January 17, 2020 at 1:49 am
Understood. I knew what your perspective was. I was a bit concerned that you might not know what others are doing with their queries. I also don't know what the table is actually being used for and so can't anticipate the needs. My suggestions are just based on other needs. And, to be sure, if the only thing that fits your perspective is the only thing where the column will be a search criteria, I wouldn't waste the Clustered Index on the query. A nice, single column NonClustered Index reduces the number of read to just 3 pages, even on the 300 Million row monster. Not having all the other pages caused by a read-ahead into memory will also save memory for other things that can use it better.
If, however, other also hit the column with search criteria and they do it a lot along with returns of related columns, then setting up a Clustered Index on it might be the way to go. If you're going to do that, might as well spend the extra 4 bytes to make it UNIQUE, as well.
Be advised that the process of building such a Clustered Index on that 300 Million row table will cause the old heap (or whatever) to remain until the new index is created and then the old heap will be dropped. If you don't have any freespace in the MDF, that will cause, according to my calculations, your MDF file to grow by ~54.5GB.

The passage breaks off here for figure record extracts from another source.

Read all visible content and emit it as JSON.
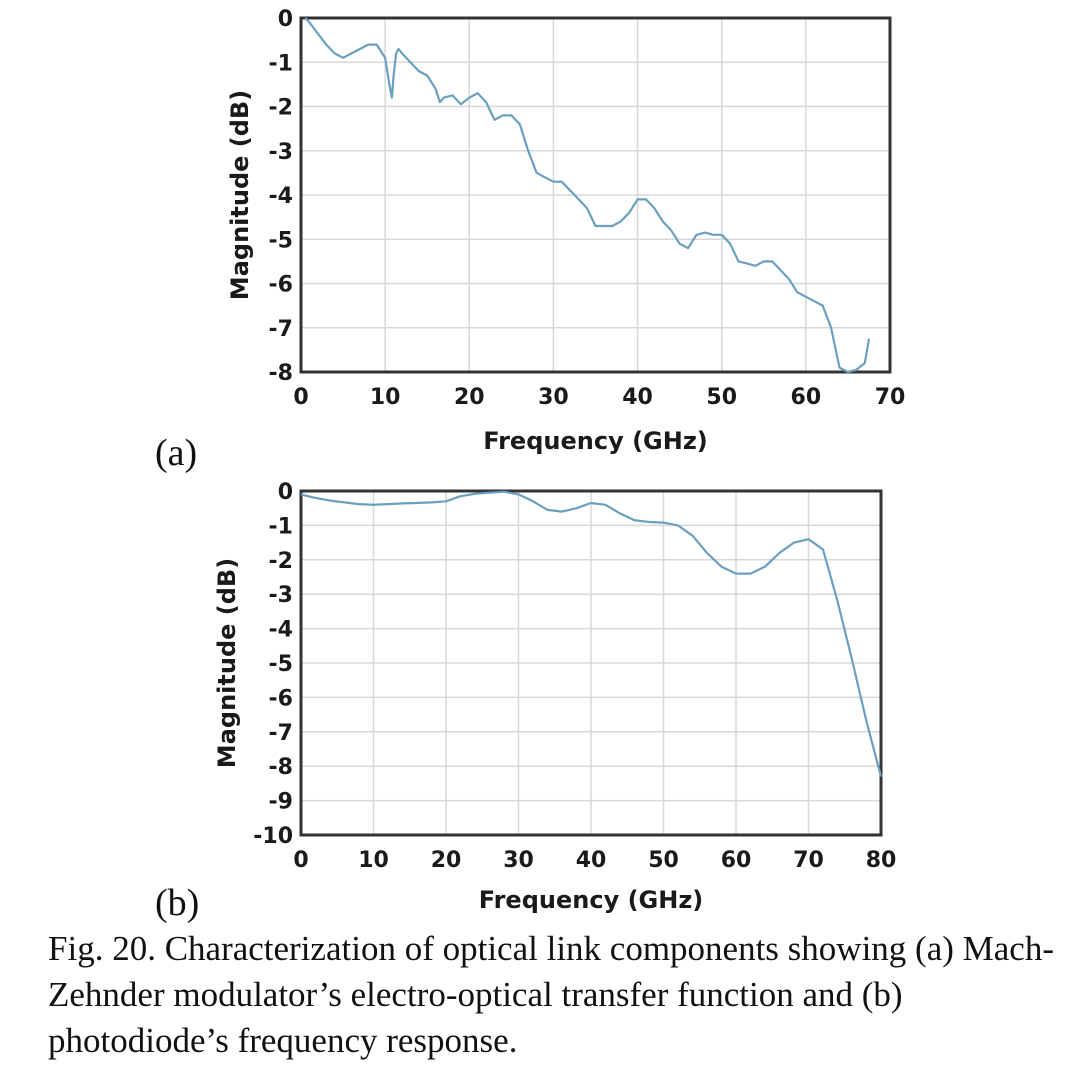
{
  "caption": "Fig. 20. Characterization of optical link components showing (a) Mach-Zehnder modulator’s electro-optical transfer function and (b) photodiode’s frequency response.",
  "chart_data": [
    {
      "panel": "(a)",
      "type": "line",
      "xlabel": "Frequency (GHz)",
      "ylabel": "Magnitude (dB)",
      "xlim": [
        0,
        70
      ],
      "ylim": [
        -8,
        0
      ],
      "xticks": [
        0,
        10,
        20,
        30,
        40,
        50,
        60,
        70
      ],
      "yticks": [
        0,
        -1,
        -2,
        -3,
        -4,
        -5,
        -6,
        -7,
        -8
      ],
      "grid": true,
      "line_color": "#6a9fc0",
      "series": [
        {
          "x": [
            0.5,
            1,
            2,
            3,
            4,
            5,
            6,
            7,
            8,
            9,
            10,
            10.5,
            10.8,
            11,
            11.3,
            11.6,
            12,
            13,
            14,
            15,
            16,
            16.5,
            17,
            18,
            19,
            20,
            21,
            22,
            23,
            24,
            25,
            26,
            27,
            28,
            29,
            30,
            31,
            32,
            33,
            34,
            35,
            36,
            37,
            38,
            39,
            40,
            41,
            42,
            43,
            44,
            45,
            46,
            47,
            48,
            49,
            50,
            51,
            52,
            53,
            54,
            55,
            56,
            57,
            58,
            59,
            60,
            61,
            62,
            63,
            64,
            65,
            66,
            67,
            67.5
          ],
          "y": [
            0,
            -0.1,
            -0.35,
            -0.6,
            -0.8,
            -0.9,
            -0.8,
            -0.7,
            -0.6,
            -0.6,
            -0.9,
            -1.5,
            -1.8,
            -1.3,
            -0.8,
            -0.7,
            -0.8,
            -1.0,
            -1.2,
            -1.3,
            -1.6,
            -1.9,
            -1.8,
            -1.75,
            -1.95,
            -1.8,
            -1.7,
            -1.9,
            -2.3,
            -2.2,
            -2.2,
            -2.4,
            -3.0,
            -3.5,
            -3.6,
            -3.7,
            -3.7,
            -3.9,
            -4.1,
            -4.3,
            -4.7,
            -4.7,
            -4.7,
            -4.6,
            -4.4,
            -4.1,
            -4.1,
            -4.3,
            -4.6,
            -4.8,
            -5.1,
            -5.2,
            -4.9,
            -4.85,
            -4.9,
            -4.9,
            -5.1,
            -5.5,
            -5.55,
            -5.6,
            -5.5,
            -5.5,
            -5.7,
            -5.9,
            -6.2,
            -6.3,
            -6.4,
            -6.5,
            -7.0,
            -7.9,
            -8.0,
            -7.95,
            -7.8,
            -7.25
          ]
        }
      ]
    },
    {
      "panel": "(b)",
      "type": "line",
      "xlabel": "Frequency (GHz)",
      "ylabel": "Magnitude (dB)",
      "xlim": [
        0,
        80
      ],
      "ylim": [
        -10,
        0
      ],
      "xticks": [
        0,
        10,
        20,
        30,
        40,
        50,
        60,
        70,
        80
      ],
      "yticks": [
        0,
        -1,
        -2,
        -3,
        -4,
        -5,
        -6,
        -7,
        -8,
        -9,
        -10
      ],
      "grid": true,
      "line_color": "#6a9fc0",
      "series": [
        {
          "x": [
            0,
            2,
            4,
            6,
            8,
            10,
            12,
            14,
            16,
            18,
            20,
            22,
            24,
            26,
            28,
            30,
            32,
            34,
            36,
            38,
            40,
            42,
            44,
            46,
            48,
            50,
            52,
            54,
            56,
            58,
            60,
            62,
            64,
            66,
            68,
            70,
            72,
            74,
            76,
            78,
            80
          ],
          "y": [
            -0.1,
            -0.2,
            -0.28,
            -0.33,
            -0.38,
            -0.4,
            -0.38,
            -0.36,
            -0.35,
            -0.33,
            -0.3,
            -0.15,
            -0.08,
            -0.05,
            -0.02,
            -0.1,
            -0.3,
            -0.55,
            -0.6,
            -0.5,
            -0.35,
            -0.4,
            -0.65,
            -0.85,
            -0.9,
            -0.92,
            -1.0,
            -1.3,
            -1.8,
            -2.2,
            -2.4,
            -2.4,
            -2.2,
            -1.8,
            -1.5,
            -1.4,
            -1.7,
            -3.2,
            -4.9,
            -6.7,
            -8.3
          ]
        }
      ]
    }
  ]
}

Unfortunately we don't have efficient ways of knowing how every table is used, but we can't design them for every circumstance anyway. But I'm sure the date doesn't need to be and can't be the key for this one, and I do need a key based on other fields so I may as well make it clustered. I'm not sure I need it, but I went ahead and created a non-clustered index on the date for testing, which didn't take too long, but used 5 times the space of the table as I forgot the table is compressed! Thanks for the heads up on the space, we do have plenty right now but we are trying to reduce our usage further so I just don't want permanent objects that aren't necessary taking up space.
I will weigh the pros and cons of adding a unique identifier.